Silver Spring, Md. – The General Conference has announced a ban on all chocolate products containing coffee or alcohol, effective immediately. To enforce the new policy, the GC has hired a team of inspectors to conduct impromptu visits to Adventist homes and offices worldwide.
“We must remain vigilant against the insidious influence of caffeine and alcohol,” said GC spokesperson Ima Purist. “Even trace amounts hidden in seemingly innocent chocolate pose a grave threat to our members’ spiritual and physical well-being.”
The inspectors, armed with state-of-the-art detection equipment, will be authorized to search pantries, refrigerators, and even secret stashes for contraband confections. Adventists found in possession of banned chocolate will face disciplinary action, including mandatory health seminars and community service at local health food stores.

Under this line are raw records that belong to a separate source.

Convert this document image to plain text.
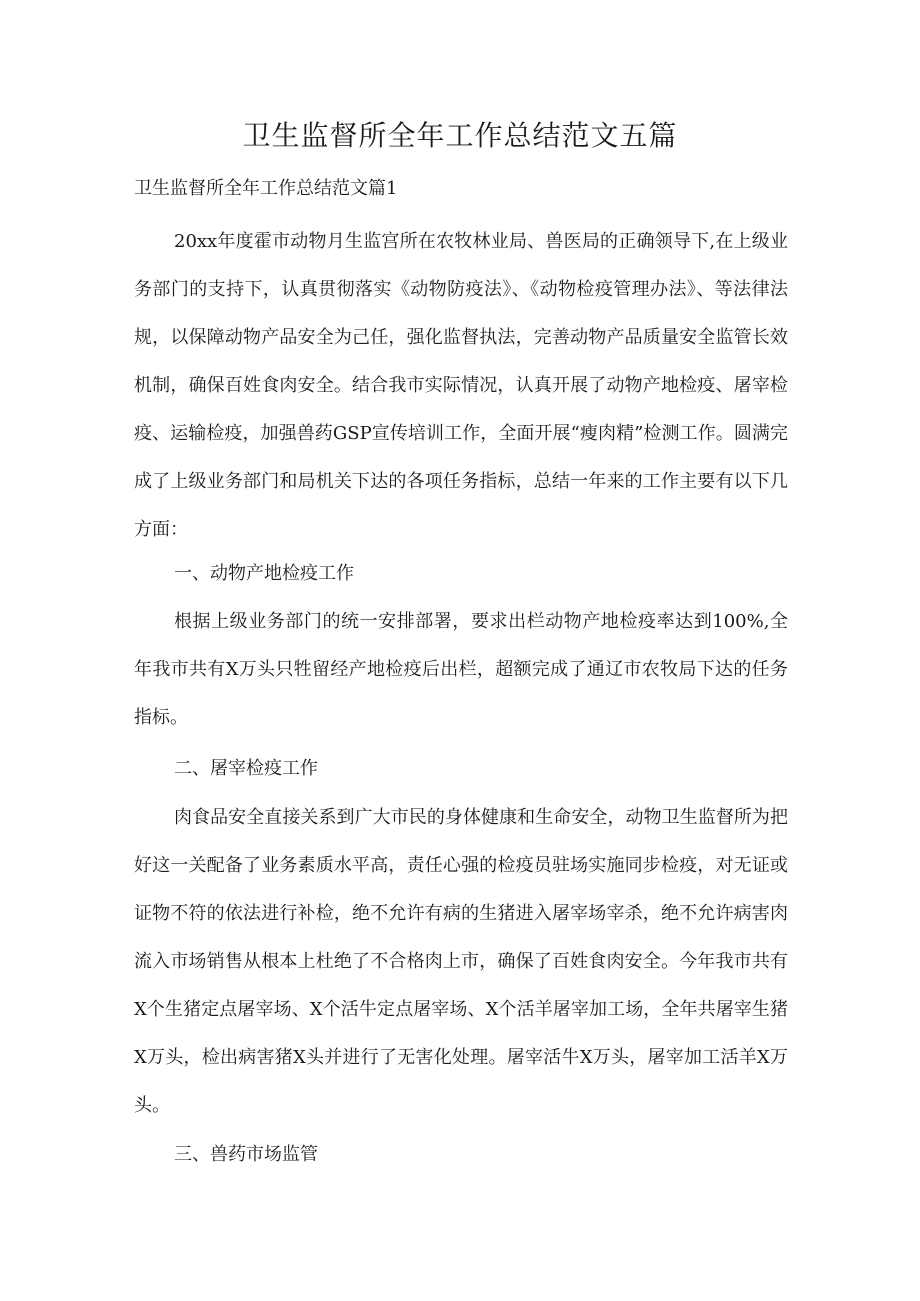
卫生监督所全年工作总结范文五篇
卫生监督所全年工作总结范文篇1

20xx年度霍市动物月生监宫所在农牧林业局、兽医局的正确领导下,在上级业务部门的支持下，认真贯彻落实《动物防疫法》、《动物检疫管理办法》、等法律法规，以保障动物产品安全为己任，强化监督执法，完善动物产品质量安全监管长效机制，确保百姓食肉安全。结合我市实际情况，认真开展了动物产地检疫、屠宰检疫、运输检疫，加强兽药GSP宣传培训工作，全面开展“瘦肉精”检测工作。圆满完成了上级业务部门和局机关下达的各项任务指标，总结一年来的工作主要有以下几方面：

一、动物产地检疫工作

根据上级业务部门的统一安排部署，要求出栏动物产地检疫率达到100%,全年我市共有X万头只牲留经产地检疫后出栏，超额完成了通辽市农牧局下达的任务指标。

二、屠宰检疫工作

肉食品安全直接关系到广大市民的身体健康和生命安全，动物卫生监督所为把好这一关配备了业务素质水平高，责任心强的检疫员驻场实施同步检疫，对无证或证物不符的依法进行补检，绝不允许有病的生猪进入屠宰场宰杀，绝不允许病害肉流入市场销售从根本上杜绝了不合格肉上市，确保了百姓食肉安全。今年我市共有X个生猪定点屠宰场、X个活牛定点屠宰场、X个活羊屠宰加工场，全年共屠宰生猪X万头，检出病害猪X头并进行了无害化处理。屠宰活牛X万头，屠宰加工活羊X万头。

三、兽药市场监管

Some praised the move as a bold stand for Adventist principles. “Ellen White warned us about the dangers of stimulants,” said one fervent supporter. “If we compromise on chocolate, what’s to stop us from serving cocktails at potluck?”
The ban has also raised concerns about privacy and overreach. “I don’t want some stranger rummaging through my kitchen cabinets,” complained one member. “Who knows what they’ll dock me for.”
GC officials, however, remain undeterred. “We must be willing to sacrifice personal convenience for the greater good,” insisted Purist. “If we can save even one soul from the perils of mocha truffles, it will all be worth it.”